Key questions and takeaways:

  • Are stablecoins really bigger than Visa?
    On reported transaction value, stablecoins are moving more money. That does not mean they are processing the same kind of everyday retail purchases Visa handles.

  • What makes stablecoins useful?
    They offer near-instant settlement, 24/7 availability, very low fees, and global dollar transferability.

  • Why is the $33 trillion figure controversial?
    Because transfer volume can include trading and treasury movements, not just consumer payments. It measures activity, but not always checkout usage.

  • Which stablecoins dominate the market?
    USDC and USDT dominate the volume cited, which shows how concentrated stablecoin usage still is.

  • Who benefits most from stablecoins?
    People in inflation-hit or unstable economies, cross-border businesses, and anyone trying to move dollars cheaply without legacy-payment nonsense.

  • Do stablecoins replace banks and card networks?
    Not across the board.
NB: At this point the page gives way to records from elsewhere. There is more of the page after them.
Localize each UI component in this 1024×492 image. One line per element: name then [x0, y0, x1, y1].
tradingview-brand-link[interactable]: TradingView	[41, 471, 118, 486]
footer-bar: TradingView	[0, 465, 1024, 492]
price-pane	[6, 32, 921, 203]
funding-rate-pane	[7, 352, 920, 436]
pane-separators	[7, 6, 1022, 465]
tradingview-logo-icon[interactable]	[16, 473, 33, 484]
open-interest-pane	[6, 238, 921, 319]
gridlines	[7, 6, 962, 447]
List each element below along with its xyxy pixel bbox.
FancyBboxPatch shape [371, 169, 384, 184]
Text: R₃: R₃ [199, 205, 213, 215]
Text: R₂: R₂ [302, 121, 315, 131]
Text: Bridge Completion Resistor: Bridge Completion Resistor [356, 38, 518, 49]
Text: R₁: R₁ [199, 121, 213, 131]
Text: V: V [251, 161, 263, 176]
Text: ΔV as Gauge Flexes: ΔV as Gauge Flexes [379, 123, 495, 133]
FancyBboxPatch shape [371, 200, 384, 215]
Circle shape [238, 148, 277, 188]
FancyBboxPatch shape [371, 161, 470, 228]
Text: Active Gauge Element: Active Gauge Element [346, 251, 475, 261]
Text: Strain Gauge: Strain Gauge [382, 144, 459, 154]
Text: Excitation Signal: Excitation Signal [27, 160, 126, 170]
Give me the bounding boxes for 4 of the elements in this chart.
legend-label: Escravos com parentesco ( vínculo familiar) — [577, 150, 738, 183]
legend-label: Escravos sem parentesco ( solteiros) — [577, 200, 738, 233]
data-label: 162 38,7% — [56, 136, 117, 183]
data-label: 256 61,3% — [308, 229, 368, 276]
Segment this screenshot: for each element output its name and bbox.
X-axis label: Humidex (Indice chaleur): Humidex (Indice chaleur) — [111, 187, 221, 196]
They threaten the parts of the system that are slow, expensive, and unnecessarily rigid, while filling gaps that banks and cards handle poorly.

  • Why does regulation matter here?
    Clearer rules can bring in institutions, reduce uncertainty, and make stablecoins more useful as mainstream financial infrastructure.

The smartest way to read the numbers is not as “Visa is dead,” because that’s silly. Visa is not going anywhere soon. Banks are not vanishing either. But stablecoins are eating into the slow, costly, cross-border, and settlement-heavy parts of payments where legacy rails are weakest. They are showing that money can move like software, not like paperwork.

There are still real risks. Stablecoins depend on reserves, issuers, banking partners, and regulatory tolerance. They can depeg. They can face compliance pressure. They can centralize power in a handful of issuers if the market gets lazy. None of that should be ignored just because the volume chart looks sexy. The whole point of a serious financial tool is that it works under stress, not just during a bull market victory lap.

Even with those caveats, the direction is hard to miss. Stablecoins are no longer just crypto trading fuel. They are becoming one of the most practical pieces of blockchain infrastructure, especially for cross-border payments and dollar access. That makes them far more important than the usual “number go up” chatter suggests. Bitcoin still stands apart as hard money and censorship-resistant collateral for a new monetary order, but stablecoins are proving something just as important: the internet needs money that actually works at internet speed.